No respondí. Él se encerró en el cuarto y yo lloré en silencio en la cocina.
Al día siguiente, encontré su lado del armario vacío. Sobre la mesa había una nota escrita con su letra apurada:
«Mariana,
No sé en qué momento nos perdimos. Siento que ya no confías en mí ni yo en ti. Me voy por un tiempo. Cuida a Valentina.
Luis»
El mundo se me vino abajo. Valentina preguntó por su papá durante días; yo inventaba excusas mientras trataba de no derrumbarme frente a ella.
Pasaron semanas antes de que Luis me llamara. Nos vimos en un café pequeño cerca del parque de Envigado. Él estaba más flaco y ojeroso.
—¿Por qué no me dijiste lo del aumento? —me preguntó sin rodeos.
Me quedé helada.
—¿Cómo lo supiste?
—Mi primo trabaja en el banco —respondió—. Me contó sin saber que era secreto.
Bajé la mirada, avergonzada.
—No quería herirte… Pensé que si te lo decía te sentirías menos hombre…
Luis suspiró largo.
—¿Y crees que así me siento mejor? ¿Que esconderme las cosas es protegerme?
Nos quedamos en silencio largo rato.
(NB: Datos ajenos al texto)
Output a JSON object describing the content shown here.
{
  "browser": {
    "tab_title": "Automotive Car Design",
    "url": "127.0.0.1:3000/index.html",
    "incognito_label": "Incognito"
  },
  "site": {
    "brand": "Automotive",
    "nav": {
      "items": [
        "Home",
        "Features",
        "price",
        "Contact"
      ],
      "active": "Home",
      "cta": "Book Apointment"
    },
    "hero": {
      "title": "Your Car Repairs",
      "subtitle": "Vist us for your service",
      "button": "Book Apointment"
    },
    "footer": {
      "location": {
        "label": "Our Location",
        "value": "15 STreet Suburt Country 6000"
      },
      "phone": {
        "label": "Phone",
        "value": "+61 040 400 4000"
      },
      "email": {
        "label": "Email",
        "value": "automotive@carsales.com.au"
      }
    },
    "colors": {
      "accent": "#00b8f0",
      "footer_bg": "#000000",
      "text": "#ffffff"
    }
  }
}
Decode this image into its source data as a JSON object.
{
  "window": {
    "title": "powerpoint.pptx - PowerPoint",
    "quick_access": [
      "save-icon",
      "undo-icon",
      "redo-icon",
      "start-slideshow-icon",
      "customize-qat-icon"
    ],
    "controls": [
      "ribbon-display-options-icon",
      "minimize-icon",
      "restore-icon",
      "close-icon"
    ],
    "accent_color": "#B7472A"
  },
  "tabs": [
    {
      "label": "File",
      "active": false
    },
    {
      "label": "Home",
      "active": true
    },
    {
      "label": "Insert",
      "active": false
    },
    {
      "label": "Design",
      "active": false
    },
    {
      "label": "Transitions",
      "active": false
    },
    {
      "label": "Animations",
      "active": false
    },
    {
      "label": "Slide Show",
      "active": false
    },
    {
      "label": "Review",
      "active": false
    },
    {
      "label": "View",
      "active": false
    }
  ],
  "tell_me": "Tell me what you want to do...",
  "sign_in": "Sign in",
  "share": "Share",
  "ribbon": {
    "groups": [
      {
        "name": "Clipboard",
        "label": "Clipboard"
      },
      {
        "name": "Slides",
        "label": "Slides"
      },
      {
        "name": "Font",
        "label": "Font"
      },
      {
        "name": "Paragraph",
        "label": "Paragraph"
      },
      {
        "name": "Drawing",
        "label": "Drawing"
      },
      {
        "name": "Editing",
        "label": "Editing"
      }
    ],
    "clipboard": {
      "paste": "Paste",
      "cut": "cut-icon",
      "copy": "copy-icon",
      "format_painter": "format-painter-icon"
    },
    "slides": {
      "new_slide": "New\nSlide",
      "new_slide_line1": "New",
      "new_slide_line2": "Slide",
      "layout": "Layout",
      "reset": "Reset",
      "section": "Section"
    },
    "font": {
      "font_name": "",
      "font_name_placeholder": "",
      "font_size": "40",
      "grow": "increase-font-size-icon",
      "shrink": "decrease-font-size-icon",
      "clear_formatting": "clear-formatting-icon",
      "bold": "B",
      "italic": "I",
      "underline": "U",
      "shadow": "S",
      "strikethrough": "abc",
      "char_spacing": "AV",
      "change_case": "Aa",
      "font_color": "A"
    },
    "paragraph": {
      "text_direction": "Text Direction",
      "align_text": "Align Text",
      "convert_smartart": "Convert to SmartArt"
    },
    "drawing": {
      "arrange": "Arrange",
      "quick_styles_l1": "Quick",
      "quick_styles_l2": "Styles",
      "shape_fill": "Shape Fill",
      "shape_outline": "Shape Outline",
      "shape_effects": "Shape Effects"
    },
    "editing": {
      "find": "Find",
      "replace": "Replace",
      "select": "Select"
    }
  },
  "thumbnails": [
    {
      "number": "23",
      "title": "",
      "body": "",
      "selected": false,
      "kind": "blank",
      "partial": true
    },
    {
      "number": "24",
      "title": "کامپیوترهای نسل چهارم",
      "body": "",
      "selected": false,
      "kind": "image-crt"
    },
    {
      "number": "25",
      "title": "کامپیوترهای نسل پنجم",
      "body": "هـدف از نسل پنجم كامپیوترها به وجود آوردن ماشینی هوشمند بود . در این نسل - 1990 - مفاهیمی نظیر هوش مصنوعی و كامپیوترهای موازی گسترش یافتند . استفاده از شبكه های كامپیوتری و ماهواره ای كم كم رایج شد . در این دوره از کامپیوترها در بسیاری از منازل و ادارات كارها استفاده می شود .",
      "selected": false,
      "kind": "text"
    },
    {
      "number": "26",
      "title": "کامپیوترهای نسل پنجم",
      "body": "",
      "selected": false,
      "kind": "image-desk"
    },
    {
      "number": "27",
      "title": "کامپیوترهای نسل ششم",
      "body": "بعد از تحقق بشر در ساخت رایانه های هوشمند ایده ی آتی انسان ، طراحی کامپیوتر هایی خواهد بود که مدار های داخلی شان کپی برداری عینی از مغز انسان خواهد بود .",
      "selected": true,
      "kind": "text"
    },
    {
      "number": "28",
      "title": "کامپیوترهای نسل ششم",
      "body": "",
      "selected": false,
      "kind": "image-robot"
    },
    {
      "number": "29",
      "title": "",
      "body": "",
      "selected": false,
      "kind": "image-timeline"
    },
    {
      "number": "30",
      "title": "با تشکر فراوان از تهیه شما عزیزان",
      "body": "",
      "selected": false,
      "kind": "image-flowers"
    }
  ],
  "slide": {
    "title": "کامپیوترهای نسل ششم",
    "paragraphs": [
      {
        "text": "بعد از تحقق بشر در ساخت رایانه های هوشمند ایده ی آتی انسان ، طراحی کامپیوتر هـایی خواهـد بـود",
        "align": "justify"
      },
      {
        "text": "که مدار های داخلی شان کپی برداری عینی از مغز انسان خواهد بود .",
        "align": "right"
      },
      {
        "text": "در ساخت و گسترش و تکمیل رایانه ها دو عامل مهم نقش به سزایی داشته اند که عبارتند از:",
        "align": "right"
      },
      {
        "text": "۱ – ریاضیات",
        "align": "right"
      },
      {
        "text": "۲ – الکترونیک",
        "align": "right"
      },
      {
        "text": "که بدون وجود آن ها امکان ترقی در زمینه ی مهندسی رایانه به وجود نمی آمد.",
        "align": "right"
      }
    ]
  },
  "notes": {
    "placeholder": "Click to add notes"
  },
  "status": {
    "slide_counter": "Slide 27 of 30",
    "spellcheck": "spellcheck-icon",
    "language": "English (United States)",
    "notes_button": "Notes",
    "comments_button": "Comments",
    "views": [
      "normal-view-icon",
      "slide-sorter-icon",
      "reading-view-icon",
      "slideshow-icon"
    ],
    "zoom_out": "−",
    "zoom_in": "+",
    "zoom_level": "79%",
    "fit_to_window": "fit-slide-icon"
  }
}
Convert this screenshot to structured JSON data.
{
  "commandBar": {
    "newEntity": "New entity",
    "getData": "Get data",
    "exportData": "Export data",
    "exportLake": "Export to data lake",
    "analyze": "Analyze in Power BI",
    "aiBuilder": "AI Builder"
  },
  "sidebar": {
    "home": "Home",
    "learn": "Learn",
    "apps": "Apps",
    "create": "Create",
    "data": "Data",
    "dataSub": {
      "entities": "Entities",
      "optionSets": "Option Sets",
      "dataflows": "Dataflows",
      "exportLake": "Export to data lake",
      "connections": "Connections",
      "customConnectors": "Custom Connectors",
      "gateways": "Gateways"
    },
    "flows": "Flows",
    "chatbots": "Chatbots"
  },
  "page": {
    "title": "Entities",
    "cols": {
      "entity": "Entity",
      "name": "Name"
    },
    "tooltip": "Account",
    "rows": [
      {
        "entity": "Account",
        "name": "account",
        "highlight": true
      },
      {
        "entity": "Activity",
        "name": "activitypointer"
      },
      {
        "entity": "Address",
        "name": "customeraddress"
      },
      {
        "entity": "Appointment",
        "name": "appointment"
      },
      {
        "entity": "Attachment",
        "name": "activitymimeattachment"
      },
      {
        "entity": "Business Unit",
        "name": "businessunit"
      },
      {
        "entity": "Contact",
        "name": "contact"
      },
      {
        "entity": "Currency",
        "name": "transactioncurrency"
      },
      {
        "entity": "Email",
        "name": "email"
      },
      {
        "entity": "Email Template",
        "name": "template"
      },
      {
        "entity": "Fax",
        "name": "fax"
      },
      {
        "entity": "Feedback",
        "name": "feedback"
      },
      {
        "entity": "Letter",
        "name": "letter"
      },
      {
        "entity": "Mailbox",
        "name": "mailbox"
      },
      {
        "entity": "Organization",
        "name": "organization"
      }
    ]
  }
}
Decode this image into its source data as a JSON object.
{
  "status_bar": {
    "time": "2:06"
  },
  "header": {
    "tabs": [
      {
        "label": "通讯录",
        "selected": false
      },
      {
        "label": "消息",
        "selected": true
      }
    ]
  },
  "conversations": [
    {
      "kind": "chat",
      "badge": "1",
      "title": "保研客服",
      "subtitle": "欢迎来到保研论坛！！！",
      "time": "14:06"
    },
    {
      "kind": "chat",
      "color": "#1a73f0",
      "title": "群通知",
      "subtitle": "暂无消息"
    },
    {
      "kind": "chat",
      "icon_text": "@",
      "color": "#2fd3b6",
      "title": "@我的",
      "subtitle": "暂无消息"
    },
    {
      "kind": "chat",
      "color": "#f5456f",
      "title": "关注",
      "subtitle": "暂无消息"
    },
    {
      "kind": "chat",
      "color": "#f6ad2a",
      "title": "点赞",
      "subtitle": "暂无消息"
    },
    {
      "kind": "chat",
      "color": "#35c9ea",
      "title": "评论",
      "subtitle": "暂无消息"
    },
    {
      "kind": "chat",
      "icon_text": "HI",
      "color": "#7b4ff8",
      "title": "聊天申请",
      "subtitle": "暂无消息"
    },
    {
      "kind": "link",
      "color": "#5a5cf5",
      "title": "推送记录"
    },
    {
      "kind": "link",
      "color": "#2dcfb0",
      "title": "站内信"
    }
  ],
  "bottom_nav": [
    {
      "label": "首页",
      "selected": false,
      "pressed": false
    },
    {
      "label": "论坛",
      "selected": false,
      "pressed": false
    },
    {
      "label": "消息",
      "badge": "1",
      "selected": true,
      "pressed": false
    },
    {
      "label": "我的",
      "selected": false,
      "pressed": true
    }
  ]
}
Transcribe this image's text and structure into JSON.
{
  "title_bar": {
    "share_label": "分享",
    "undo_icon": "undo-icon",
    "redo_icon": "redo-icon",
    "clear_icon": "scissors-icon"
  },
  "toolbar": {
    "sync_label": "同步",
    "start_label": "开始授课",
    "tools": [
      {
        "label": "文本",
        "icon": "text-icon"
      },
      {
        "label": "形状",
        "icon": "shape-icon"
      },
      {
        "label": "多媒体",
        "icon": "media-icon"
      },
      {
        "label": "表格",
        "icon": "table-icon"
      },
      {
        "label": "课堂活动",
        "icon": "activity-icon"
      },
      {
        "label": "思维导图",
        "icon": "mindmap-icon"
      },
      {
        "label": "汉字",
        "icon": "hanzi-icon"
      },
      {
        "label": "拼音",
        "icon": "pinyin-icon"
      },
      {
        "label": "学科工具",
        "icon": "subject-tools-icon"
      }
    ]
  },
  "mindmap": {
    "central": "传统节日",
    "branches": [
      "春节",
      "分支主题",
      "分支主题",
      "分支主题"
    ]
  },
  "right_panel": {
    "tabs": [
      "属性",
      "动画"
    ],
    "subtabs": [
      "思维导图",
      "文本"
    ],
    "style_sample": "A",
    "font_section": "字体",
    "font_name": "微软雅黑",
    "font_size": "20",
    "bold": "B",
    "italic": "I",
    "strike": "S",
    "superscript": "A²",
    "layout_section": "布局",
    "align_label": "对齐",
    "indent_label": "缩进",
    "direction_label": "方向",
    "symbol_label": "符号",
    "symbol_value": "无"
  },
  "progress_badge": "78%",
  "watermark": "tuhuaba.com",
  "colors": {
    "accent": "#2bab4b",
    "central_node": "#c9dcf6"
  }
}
Afuera llovía fuerte y los carros pasaban levantando agua sucia.
—No sé cómo arreglar esto —dije al fin—. Solo sé que estoy cansada de cargar sola con todo.
Luis asintió despacio.
—Yo también estoy cansado… Pero mentirnos no es la salida.
Nos despedimos sin abrazos ni promesas. Volvió a casa unas semanas después, pero algo se había roto entre nosotros. Empezamos terapia de pareja; algunos días parece que avanzamos, otros siento que estamos al borde del abismo.
A veces me pregunto: ¿vale la pena callar para proteger al otro? ¿O es peor vivir con el peso de lo no dicho? ¿Ustedes qué harían en mi lugar?